Toutes les parties disposent de 30 jours civils à compter de la date de la décision pour interjeter appel. L'Alliance a demandé au gouvernement de mettre en application la décision. Dans un communiqué publié le jour de l'annonce de la décision, la Commission canadienne des droits de la personne a aussi fait bon accueil à la décision et a invité le gouvernement à prendre les mesures nécessaires pour la mettre en oeuvre sans délai. Au moment de rédiger ces lignes, le Conseil du Trésor a seulement indiqué qu'il étudie la décision.

Comme nous l'avons indiqué dans des bulletins antérieurs, la présentation d'un appel n'entraîne pas automatiquement l'arrêt de la mise en application de la décision. Il faudrait que le gouvernement demande à la Cour fédérale de surseoir à l'exécution de la décision, jusqu'au règlement de l'appel. L'Alliance contesterait toute tentative du gouvernement à cet effet.

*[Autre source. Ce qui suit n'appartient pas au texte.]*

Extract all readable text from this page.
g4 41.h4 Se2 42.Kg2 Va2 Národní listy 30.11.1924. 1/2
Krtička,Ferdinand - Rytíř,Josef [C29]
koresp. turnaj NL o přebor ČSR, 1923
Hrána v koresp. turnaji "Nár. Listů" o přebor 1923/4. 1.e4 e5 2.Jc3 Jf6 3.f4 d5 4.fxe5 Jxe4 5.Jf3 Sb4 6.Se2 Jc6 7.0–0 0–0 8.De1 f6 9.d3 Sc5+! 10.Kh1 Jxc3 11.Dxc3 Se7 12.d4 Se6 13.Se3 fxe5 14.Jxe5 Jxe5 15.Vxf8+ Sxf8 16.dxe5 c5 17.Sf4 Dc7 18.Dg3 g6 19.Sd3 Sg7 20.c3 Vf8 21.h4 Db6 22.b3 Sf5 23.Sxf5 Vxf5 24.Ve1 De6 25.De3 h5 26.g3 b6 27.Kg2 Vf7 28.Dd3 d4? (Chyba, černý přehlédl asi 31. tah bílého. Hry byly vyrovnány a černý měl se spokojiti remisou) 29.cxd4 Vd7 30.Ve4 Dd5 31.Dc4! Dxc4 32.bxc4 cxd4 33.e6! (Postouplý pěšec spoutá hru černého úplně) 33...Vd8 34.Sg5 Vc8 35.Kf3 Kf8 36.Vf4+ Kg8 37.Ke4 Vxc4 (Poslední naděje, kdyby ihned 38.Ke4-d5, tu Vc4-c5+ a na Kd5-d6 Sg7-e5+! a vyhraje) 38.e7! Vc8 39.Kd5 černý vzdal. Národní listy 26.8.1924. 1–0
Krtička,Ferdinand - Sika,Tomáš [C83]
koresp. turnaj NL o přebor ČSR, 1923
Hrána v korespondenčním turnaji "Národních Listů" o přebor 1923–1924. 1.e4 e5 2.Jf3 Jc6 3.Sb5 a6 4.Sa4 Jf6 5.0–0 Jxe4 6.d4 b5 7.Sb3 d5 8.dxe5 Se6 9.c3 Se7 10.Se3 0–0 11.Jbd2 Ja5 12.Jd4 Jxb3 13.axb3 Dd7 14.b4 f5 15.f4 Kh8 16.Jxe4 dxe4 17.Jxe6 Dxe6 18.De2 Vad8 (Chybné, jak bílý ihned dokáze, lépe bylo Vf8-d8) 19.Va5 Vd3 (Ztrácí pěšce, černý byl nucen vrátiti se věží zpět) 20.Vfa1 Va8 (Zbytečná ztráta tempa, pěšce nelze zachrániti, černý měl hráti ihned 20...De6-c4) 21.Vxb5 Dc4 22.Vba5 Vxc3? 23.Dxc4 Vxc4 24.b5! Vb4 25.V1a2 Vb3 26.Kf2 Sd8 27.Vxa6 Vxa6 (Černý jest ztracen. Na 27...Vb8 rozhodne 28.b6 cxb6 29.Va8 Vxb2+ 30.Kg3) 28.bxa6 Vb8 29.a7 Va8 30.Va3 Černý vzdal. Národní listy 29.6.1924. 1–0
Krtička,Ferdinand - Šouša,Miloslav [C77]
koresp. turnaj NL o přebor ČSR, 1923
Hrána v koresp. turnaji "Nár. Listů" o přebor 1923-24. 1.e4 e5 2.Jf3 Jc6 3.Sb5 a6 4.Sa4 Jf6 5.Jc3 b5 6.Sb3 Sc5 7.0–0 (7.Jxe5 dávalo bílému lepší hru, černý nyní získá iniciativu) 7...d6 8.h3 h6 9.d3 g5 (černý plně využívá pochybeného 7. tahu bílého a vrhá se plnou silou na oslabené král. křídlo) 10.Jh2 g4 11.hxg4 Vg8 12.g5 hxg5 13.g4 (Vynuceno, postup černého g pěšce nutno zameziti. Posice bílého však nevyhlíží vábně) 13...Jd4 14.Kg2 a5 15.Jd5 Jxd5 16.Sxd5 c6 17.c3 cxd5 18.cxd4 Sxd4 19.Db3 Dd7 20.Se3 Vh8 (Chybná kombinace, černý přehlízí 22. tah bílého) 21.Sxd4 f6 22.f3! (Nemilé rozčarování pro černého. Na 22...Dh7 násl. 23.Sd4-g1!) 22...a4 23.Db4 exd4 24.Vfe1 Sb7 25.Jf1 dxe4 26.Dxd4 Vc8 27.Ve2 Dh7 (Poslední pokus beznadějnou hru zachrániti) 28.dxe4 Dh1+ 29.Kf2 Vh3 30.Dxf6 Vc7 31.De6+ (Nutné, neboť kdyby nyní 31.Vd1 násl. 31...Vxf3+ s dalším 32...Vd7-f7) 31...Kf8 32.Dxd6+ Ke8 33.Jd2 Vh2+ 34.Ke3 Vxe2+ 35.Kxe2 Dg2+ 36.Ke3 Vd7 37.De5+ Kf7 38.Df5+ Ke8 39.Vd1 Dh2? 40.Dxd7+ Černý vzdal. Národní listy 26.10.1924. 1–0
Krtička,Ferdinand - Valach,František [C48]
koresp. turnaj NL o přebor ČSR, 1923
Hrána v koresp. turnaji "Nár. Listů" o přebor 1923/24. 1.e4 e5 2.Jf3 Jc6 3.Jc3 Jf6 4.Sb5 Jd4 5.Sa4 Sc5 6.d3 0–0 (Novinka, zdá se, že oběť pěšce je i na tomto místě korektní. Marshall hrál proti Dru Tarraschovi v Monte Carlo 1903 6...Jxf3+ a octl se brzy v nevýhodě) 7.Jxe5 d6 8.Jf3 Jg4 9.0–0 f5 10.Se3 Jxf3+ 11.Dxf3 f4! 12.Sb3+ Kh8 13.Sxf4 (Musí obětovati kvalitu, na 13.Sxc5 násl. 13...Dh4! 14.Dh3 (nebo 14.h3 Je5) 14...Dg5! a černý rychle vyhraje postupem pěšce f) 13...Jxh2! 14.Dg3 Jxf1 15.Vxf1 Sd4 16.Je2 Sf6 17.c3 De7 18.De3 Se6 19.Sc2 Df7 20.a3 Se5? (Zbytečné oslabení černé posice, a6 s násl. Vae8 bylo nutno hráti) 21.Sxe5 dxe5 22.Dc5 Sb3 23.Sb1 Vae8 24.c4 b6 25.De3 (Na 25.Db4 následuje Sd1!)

Pendant cette période de 30 jours, il est absolument vital que les membres actuels et les anciens membres de l'Alliance contactent leurs parlementaires respectifs aux Communes dans les plus brefs délais, dans le but de dissuader le gouvernement d'en appeler de la décision. Vous pouvez écrire une lettre, envoyer une télécopie ou du courrier électronique ou leur rendre personnellement visite. Encore mieux, prenez toutes ces mesures et encouragez famille, amis et collègues à faire de même. Puisque le Parlement a interrompu ses travaux pour le congé estival, nos représentantes et représentants devraient tous être revenus dans leurs circonscriptions.